Last October’s poll, in which a Labor-Greens government was returned, was marked by measures to prevent the spread of COVID-19, including the encouragement to vote early to spread voting across the three-week voting period to avoid election day crowds.
Amendments to the ACT Electoral Act removed eligibility requirements for early voting, permitting all eligible electors to vote early at the 15 Early Voting Centres established across the city.
It was also an election in which most people voted electronically, which made for a fast count on election night and an early verdict on who would form government.
The committee will look at the implementation, security and transparency of electronic voting, which is not connected to the internet and involves standard personal computers as voting terminals, with voters using an e-voting card to authenticate their votes.
There was some controversy after the election when a report by cybersecurity expert and cryptographer Dr Vanessa Teague and mathematician Andrew Conway said the system was flawed and could lead to incorrect election results in the future if not corrected.

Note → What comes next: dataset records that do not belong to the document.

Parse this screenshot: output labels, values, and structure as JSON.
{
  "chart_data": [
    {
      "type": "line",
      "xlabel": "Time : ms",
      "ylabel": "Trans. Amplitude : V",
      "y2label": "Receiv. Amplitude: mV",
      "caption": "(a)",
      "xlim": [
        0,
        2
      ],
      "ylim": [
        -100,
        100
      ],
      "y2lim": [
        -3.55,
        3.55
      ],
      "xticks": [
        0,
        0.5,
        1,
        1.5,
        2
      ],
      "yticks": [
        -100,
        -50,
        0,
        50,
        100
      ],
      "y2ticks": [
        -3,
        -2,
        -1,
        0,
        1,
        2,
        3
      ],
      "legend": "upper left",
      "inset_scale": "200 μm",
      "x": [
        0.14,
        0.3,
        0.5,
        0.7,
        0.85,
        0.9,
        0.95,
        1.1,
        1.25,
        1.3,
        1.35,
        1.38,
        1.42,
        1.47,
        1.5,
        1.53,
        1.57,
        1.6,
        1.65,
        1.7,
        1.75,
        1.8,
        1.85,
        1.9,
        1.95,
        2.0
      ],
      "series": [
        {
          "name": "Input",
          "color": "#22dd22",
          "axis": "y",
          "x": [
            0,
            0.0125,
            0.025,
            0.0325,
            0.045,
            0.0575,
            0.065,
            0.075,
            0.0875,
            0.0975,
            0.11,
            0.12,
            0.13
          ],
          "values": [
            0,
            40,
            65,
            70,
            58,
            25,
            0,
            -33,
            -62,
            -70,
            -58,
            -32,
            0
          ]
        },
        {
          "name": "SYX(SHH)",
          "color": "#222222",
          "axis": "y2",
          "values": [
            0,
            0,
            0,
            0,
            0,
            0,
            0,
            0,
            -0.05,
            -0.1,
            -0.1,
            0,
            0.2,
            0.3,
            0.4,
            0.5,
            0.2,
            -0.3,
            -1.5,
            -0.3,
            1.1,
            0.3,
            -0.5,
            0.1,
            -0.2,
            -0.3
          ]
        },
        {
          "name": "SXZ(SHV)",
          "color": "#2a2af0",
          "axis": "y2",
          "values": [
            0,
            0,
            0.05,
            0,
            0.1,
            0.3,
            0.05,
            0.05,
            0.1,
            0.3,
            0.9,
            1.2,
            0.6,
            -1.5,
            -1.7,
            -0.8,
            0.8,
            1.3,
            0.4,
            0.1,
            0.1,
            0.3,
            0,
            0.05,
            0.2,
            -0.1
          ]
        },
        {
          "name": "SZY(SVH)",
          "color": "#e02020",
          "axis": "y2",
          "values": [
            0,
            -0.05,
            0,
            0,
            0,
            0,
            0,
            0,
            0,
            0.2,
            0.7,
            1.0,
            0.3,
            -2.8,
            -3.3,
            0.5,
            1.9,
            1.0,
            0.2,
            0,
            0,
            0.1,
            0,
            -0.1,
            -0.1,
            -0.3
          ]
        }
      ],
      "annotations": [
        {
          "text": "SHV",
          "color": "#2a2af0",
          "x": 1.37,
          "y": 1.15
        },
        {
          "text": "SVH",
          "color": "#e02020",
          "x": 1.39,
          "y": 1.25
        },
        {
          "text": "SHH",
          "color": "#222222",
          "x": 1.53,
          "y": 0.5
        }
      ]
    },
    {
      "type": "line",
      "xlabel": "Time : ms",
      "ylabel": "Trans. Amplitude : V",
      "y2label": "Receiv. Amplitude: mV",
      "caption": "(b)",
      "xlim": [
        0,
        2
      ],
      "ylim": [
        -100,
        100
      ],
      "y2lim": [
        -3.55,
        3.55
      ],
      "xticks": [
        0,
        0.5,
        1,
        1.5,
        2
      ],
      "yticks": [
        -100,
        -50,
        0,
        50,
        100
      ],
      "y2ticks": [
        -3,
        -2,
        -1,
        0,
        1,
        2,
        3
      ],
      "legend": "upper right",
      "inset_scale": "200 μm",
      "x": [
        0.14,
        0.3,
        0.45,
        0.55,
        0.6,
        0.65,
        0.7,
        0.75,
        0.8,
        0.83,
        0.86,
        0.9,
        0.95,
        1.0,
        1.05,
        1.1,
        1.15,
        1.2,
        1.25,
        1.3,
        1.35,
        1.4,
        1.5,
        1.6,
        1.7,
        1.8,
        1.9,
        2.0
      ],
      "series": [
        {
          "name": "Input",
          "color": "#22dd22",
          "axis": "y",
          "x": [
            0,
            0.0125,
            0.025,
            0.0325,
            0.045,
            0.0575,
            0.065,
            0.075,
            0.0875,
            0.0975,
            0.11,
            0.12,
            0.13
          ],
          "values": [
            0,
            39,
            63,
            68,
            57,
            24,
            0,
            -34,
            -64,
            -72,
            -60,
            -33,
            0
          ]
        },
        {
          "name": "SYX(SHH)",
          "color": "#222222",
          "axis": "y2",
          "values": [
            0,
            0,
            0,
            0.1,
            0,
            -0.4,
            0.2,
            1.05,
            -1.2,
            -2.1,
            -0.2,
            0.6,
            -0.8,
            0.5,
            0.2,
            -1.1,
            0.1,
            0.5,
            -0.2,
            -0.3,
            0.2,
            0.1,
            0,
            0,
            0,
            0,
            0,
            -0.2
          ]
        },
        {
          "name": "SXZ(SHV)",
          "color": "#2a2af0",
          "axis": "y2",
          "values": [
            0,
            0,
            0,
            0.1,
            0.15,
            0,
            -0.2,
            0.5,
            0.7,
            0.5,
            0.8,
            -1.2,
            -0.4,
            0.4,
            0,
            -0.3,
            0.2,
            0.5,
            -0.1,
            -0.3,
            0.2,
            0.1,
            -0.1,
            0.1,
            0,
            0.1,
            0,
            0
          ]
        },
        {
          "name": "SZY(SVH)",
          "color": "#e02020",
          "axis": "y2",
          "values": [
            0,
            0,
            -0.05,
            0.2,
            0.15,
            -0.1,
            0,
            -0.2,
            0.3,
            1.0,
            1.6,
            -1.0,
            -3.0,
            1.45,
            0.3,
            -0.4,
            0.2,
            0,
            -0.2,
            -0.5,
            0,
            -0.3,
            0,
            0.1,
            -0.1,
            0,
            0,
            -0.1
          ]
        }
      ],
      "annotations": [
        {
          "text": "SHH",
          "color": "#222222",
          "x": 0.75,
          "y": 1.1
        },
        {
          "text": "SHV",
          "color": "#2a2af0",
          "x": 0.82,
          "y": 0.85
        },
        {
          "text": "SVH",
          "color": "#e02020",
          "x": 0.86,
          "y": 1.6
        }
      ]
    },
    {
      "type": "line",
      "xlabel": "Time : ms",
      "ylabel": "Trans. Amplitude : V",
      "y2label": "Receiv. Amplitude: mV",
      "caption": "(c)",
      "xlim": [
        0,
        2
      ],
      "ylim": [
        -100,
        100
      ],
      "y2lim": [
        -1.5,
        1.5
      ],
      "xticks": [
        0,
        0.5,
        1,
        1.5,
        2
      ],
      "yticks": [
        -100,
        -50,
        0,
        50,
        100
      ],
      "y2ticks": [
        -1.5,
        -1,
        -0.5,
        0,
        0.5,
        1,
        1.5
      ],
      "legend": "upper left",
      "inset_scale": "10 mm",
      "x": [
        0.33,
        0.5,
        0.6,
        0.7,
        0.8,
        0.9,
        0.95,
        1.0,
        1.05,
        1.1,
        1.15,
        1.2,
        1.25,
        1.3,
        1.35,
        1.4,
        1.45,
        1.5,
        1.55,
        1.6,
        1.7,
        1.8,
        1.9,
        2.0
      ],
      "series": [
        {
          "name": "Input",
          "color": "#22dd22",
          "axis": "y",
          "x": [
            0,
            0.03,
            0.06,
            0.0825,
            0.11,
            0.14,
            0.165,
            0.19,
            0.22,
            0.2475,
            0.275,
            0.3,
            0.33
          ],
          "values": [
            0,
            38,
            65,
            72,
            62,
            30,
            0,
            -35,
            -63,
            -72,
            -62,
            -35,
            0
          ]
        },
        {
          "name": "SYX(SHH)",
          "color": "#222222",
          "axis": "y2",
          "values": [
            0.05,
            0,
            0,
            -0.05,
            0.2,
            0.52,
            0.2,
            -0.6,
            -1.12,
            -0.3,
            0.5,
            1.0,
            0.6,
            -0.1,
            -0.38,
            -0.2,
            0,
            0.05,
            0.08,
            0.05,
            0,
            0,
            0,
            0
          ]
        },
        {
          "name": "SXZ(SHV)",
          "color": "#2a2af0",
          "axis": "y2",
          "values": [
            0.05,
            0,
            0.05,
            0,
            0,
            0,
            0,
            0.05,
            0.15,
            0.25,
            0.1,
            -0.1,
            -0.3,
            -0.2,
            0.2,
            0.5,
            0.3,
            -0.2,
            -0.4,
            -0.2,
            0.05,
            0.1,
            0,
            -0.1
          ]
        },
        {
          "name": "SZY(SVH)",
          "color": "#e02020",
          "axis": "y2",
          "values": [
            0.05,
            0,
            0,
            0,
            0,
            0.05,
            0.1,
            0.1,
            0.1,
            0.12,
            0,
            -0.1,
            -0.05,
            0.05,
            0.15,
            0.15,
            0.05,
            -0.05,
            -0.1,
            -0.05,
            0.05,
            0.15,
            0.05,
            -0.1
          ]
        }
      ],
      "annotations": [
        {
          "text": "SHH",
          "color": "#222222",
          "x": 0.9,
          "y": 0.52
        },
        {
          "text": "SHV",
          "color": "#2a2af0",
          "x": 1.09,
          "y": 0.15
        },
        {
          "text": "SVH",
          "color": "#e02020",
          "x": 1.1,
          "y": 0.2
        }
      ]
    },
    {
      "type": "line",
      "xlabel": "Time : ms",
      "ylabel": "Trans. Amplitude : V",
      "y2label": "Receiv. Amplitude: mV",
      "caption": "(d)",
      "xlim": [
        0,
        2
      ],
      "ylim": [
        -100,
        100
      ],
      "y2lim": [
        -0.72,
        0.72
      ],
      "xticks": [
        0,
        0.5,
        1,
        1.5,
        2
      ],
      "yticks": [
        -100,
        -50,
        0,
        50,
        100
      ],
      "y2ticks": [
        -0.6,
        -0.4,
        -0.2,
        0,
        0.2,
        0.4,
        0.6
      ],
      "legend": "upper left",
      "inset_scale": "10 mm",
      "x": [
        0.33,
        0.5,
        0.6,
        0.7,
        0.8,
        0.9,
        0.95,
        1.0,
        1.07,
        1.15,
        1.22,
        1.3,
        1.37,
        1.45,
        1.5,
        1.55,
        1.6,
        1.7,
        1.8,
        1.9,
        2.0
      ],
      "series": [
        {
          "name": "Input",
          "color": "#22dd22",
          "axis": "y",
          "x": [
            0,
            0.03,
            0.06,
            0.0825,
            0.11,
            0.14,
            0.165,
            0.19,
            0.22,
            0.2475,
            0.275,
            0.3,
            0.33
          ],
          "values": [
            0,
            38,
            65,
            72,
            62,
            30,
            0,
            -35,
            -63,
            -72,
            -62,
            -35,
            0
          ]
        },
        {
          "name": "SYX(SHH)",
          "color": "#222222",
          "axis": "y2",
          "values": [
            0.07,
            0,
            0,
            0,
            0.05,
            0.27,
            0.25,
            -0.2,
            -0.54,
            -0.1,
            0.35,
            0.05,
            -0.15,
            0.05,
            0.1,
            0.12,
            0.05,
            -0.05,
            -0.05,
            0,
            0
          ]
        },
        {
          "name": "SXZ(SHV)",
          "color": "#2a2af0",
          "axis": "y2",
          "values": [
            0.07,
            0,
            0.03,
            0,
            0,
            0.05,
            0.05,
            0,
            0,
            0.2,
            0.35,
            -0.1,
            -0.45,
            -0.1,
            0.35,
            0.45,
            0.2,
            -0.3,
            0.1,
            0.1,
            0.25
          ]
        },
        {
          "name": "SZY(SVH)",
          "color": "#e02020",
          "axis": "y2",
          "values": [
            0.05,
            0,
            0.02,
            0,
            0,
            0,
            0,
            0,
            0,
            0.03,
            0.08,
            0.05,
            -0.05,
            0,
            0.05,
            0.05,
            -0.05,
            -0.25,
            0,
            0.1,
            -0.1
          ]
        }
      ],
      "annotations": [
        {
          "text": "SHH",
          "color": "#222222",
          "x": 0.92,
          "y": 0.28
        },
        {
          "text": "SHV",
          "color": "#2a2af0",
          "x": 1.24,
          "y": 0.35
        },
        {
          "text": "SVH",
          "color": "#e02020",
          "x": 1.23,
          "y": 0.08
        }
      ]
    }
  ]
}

They said code used by Elections ACT incorrectly grouped votes and did not round down, although they did not believe any candidate was wrongly elected.

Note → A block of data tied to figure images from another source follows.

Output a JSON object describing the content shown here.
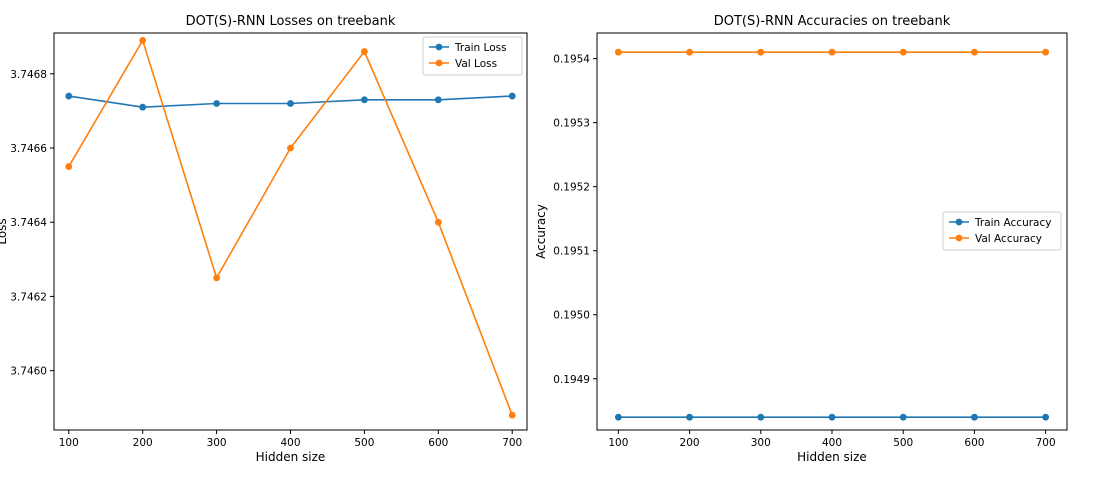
{
  "chart_data": [
    {
      "type": "line",
      "title": "DOT(S)-RNN Losses on treebank",
      "xlabel": "Hidden size",
      "ylabel": "Loss",
      "x": [
        100,
        200,
        300,
        400,
        500,
        600,
        700
      ],
      "xticks": [
        "100",
        "200",
        "300",
        "400",
        "500",
        "600",
        "700"
      ],
      "yticks": [
        3.746,
        3.7462,
        3.7464,
        3.7466,
        3.7468
      ],
      "ytick_labels": [
        "3.7460",
        "3.7462",
        "3.7464",
        "3.7466",
        "3.7468"
      ],
      "xlim": [
        80,
        720
      ],
      "ylim": [
        3.74584,
        3.74691
      ],
      "legend_position": "upper right",
      "grid": false,
      "series": [
        {
          "name": "Train Loss",
          "color": "#1f77b4",
          "values": [
            3.74674,
            3.74671,
            3.74672,
            3.74672,
            3.74673,
            3.74673,
            3.74674
          ]
        },
        {
          "name": "Val Loss",
          "color": "#ff7f0e",
          "values": [
            3.74655,
            3.74689,
            3.74625,
            3.7466,
            3.74686,
            3.7464,
            3.74588
          ]
        }
      ]
    },
    {
      "type": "line",
      "title": "DOT(S)-RNN Accuracies on treebank",
      "xlabel": "Hidden size",
      "ylabel": "Accuracy",
      "x": [
        100,
        200,
        300,
        400,
        500,
        600,
        700
      ],
      "xticks": [
        "100",
        "200",
        "300",
        "400",
        "500",
        "600",
        "700"
      ],
      "yticks": [
        0.1949,
        0.195,
        0.1951,
        0.1952,
        0.1953,
        0.1954
      ],
      "ytick_labels": [
        "0.1949",
        "0.1950",
        "0.1951",
        "0.1952",
        "0.1953",
        "0.1954"
      ],
      "xlim": [
        70,
        730
      ],
      "ylim": [
        0.19482,
        0.19544
      ],
      "legend_position": "center right",
      "grid": false,
      "series": [
        {
          "name": "Train Accuracy",
          "color": "#1f77b4",
          "values": [
            0.19484,
            0.19484,
            0.19484,
            0.19484,
            0.19484,
            0.19484,
            0.19484
          ]
        },
        {
          "name": "Val Accuracy",
          "color": "#ff7f0e",
          "values": [
            0.19541,
            0.19541,
            0.19541,
            0.19541,
            0.19541,
            0.19541,
            0.19541
          ]
        }
      ]
    }
  ]
}
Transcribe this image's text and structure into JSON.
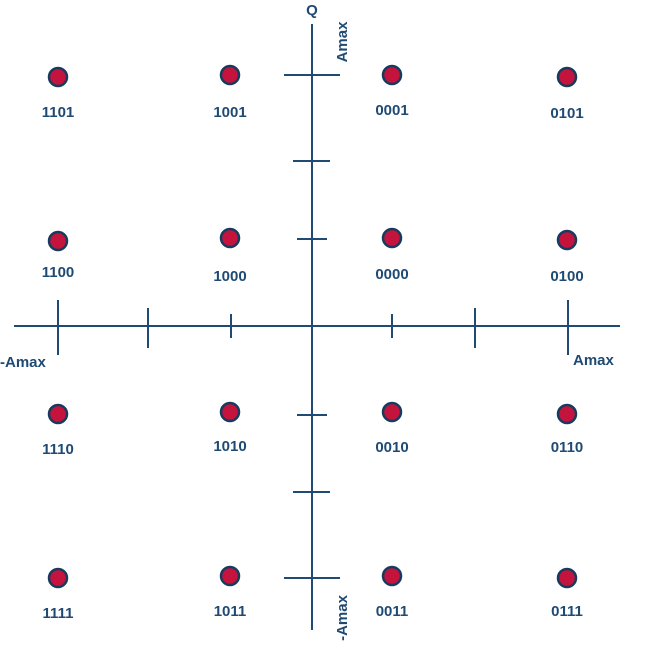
{
  "diagram": {
    "q_axis_label": "Q",
    "amax_label": "Amax",
    "neg_amax_label": "-Amax",
    "colors": {
      "axis": "#1f4a74",
      "point_fill": "#c4133c",
      "point_stroke": "#173b5e",
      "text": "#1f4a74"
    },
    "points": [
      {
        "label": "1101"
      },
      {
        "label": "1001"
      },
      {
        "label": "0001"
      },
      {
        "label": "0101"
      },
      {
        "label": "1100"
      },
      {
        "label": "1000"
      },
      {
        "label": "0000"
      },
      {
        "label": "0100"
      },
      {
        "label": "1110"
      },
      {
        "label": "1010"
      },
      {
        "label": "0010"
      },
      {
        "label": "0110"
      },
      {
        "label": "1111"
      },
      {
        "label": "1011"
      },
      {
        "label": "0011"
      },
      {
        "label": "0111"
      }
    ]
  }
}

At the time, ACT Electoral Commissioner Damian Cantwell rejected the claims and stood by the system.
The Legislative Assembly committee will also examine the timeframe and accessibility of early voting, and the number and location of polling places, as well as the length of the six-week election campaign period.
Political donations will also be put under the microscope to see if there are ways to improve the current donation rules and timeframes for reporting donations.
New rules legislated before the ACT election will come into effect in the middle of 2021, including the banning of donations from property developers, and any gifts above the value of $1000 needing to be disclosed to the ACT Electoral Commission within seven days.
The committee will also look at restrictions on campaigning activities outside polling places, on roadside signs, and address the corflute question that dogs every election campaign.
Increasing voter turnout and participation in elections, and encouraging political activity is also on the agenda, as well as lowering the voting age, which the ACT Greens have supported, saying voting should be optional for 16-year-olds and 17-year-olds.
The chair of the Standing Committee on Justice and Community Safety, Liberal Jeremy Hanson, said the recent election was conducted during the extraordinary circumstances of the COVID-19 pandemic.
“The committee looks forward to hearing from as many people as possible about their experiences of the 2020 election, and any ideas for improvement,” he said.